Shatter the Glass Ceiling

Cristina was raised around the hustle and bustle of busy Manhattan. Her parents’ tempestuous relationship left her feeling alone on most days. They provided the best life possible on modest salaries. Her folks worked office jobs to ensure their schedules allowed them to come home for dinner most evenings.

Every weekday evening her father walked in the door with a dark cloud over his head. He waved hello on his way in, eyebrows low wearing a frown that reflected misery. On days like this, she wasn’t sure if his brooding was from the weight of family responsibilities or a job he hated going to each day. Either way the feeling of being invisible was one she knew all too well. She could almost walk into the family room without being noticed, a ghostly presence blanketed his space. His shadow was the only thing that seemed to matter.  His demonstrated dismay at the sight of her mother unmistakably created more tension.
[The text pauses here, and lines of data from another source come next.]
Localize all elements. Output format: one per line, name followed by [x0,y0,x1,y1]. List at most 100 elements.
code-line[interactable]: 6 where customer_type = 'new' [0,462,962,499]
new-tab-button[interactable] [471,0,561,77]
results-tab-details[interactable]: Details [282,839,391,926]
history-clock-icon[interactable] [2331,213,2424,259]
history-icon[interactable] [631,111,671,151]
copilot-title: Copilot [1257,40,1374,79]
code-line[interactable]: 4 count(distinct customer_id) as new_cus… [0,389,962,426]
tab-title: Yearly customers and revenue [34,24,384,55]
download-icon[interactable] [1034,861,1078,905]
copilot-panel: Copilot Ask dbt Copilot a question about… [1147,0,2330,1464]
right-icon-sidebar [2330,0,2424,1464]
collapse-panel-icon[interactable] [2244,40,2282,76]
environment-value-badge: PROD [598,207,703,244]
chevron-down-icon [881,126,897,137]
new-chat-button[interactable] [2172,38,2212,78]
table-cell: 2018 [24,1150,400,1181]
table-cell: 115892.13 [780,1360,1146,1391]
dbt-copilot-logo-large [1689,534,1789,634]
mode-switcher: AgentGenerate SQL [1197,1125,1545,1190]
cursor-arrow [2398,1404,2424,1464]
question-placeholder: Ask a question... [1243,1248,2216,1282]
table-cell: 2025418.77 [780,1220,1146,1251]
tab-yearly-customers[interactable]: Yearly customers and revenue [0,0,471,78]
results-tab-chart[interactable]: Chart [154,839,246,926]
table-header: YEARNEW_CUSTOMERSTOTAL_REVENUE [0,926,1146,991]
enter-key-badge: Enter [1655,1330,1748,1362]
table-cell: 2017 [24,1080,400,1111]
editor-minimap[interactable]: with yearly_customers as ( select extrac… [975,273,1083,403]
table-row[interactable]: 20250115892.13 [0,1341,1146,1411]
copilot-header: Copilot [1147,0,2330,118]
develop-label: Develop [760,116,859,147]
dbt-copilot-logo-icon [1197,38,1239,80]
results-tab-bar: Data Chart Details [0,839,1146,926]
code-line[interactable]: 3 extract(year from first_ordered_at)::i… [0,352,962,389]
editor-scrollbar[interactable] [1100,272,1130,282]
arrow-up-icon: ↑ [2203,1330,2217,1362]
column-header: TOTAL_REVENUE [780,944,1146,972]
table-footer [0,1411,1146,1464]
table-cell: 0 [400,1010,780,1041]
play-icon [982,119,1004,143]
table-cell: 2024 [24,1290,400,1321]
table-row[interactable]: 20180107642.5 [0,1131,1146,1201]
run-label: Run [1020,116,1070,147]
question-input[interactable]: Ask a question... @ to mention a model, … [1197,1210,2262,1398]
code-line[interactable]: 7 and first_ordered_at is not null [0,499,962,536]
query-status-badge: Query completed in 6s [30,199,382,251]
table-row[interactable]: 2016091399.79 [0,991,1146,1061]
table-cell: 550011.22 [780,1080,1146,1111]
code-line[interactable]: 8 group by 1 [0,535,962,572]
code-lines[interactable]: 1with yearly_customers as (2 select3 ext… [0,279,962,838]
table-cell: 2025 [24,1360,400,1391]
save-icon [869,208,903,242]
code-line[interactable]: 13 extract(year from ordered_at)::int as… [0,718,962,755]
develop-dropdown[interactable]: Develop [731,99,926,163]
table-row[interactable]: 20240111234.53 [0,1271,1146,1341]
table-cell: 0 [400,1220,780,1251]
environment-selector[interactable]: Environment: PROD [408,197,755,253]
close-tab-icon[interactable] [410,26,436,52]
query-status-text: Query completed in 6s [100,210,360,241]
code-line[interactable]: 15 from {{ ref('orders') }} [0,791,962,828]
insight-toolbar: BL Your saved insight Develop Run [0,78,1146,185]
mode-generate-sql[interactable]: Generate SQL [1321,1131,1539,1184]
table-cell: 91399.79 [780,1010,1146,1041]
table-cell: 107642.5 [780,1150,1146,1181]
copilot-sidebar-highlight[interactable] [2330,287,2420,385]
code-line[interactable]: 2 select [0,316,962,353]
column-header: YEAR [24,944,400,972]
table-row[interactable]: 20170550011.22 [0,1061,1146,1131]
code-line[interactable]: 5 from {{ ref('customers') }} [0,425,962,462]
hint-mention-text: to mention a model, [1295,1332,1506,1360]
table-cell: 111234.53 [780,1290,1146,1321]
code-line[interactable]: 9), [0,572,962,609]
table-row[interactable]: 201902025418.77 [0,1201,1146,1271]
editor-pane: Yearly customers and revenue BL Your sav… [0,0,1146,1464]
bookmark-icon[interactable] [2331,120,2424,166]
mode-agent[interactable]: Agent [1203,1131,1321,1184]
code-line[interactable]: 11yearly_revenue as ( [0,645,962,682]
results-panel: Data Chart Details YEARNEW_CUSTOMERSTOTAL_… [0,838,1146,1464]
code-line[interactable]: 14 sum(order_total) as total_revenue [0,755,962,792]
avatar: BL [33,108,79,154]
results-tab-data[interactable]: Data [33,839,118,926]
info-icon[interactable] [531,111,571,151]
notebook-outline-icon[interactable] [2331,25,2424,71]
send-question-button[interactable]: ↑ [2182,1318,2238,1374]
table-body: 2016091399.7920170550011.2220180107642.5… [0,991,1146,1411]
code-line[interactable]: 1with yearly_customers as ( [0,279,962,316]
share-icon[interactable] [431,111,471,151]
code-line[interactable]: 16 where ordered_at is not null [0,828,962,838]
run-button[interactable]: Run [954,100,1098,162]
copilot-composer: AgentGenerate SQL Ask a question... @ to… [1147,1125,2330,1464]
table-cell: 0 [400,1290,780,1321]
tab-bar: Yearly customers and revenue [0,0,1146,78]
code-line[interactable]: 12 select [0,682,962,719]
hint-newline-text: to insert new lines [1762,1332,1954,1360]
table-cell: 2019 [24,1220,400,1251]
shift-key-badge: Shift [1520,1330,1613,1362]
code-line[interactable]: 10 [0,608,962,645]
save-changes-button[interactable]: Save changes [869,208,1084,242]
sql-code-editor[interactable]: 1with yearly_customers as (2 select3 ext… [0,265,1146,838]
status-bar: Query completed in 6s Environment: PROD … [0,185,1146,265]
Cristina’s mother never complained but her eyes reflected a sadness she eerily understood.  The two related to each other not only out of kinship. The pain shared was being caused by the same man.  The love for their daughter was never questioned neither was the obvious fact; her parents could barely stand each other.  Their relationship left an imprint on Cristina not easily removed. She learned to silence unhappiness and dissatisfaction to ensure the preservation of the state of affairs.  Growing up in a household where she felt so repressed led to many insecurities. These resulted in relinquishing the power to voice her feelings for the sake of peace. This sacrifice affected all areas of her life including her career. She became the woman who accepted what was giving to her instead of grabbing hold of that which she deserved.

How many women do we know unable to express their emotions? How many of our sisters, friends and mothers have suppressed years of unhappiness in their relationship or job because they didn’t want to “rock the boat”? We’ll play it safe, cross our fingers hoping a manager will take notice of the good work being done. This will be the year we don’t get passed up for the chance of upward mobility. Right!

Can we talk about the wives and girlfriends staying in marriages or partnerships that cripple them emotionally? She isn’t completely happy but who is these days? Yes, true -happiness isn’t a place we arrive that resembles nirvana. True joy originates within; it derives from the freedom authenticity gives us. If we don’t use the power of speech to communicate our need for change or talk about the things that are important to us we’ll never feel fulfilled.  Instead we may find ourselves unable to shake the feeling we’re being shortchanged.

We must build the confidence and inner-strength to shatter the glass ceilings in both life and work. We don’t have to accept barriers placed in our path to personal and professional growth. If we cannot go through them, find ways to go around them. Otherwise, we’ll forever remain on our tip toes trying to reach for the sky.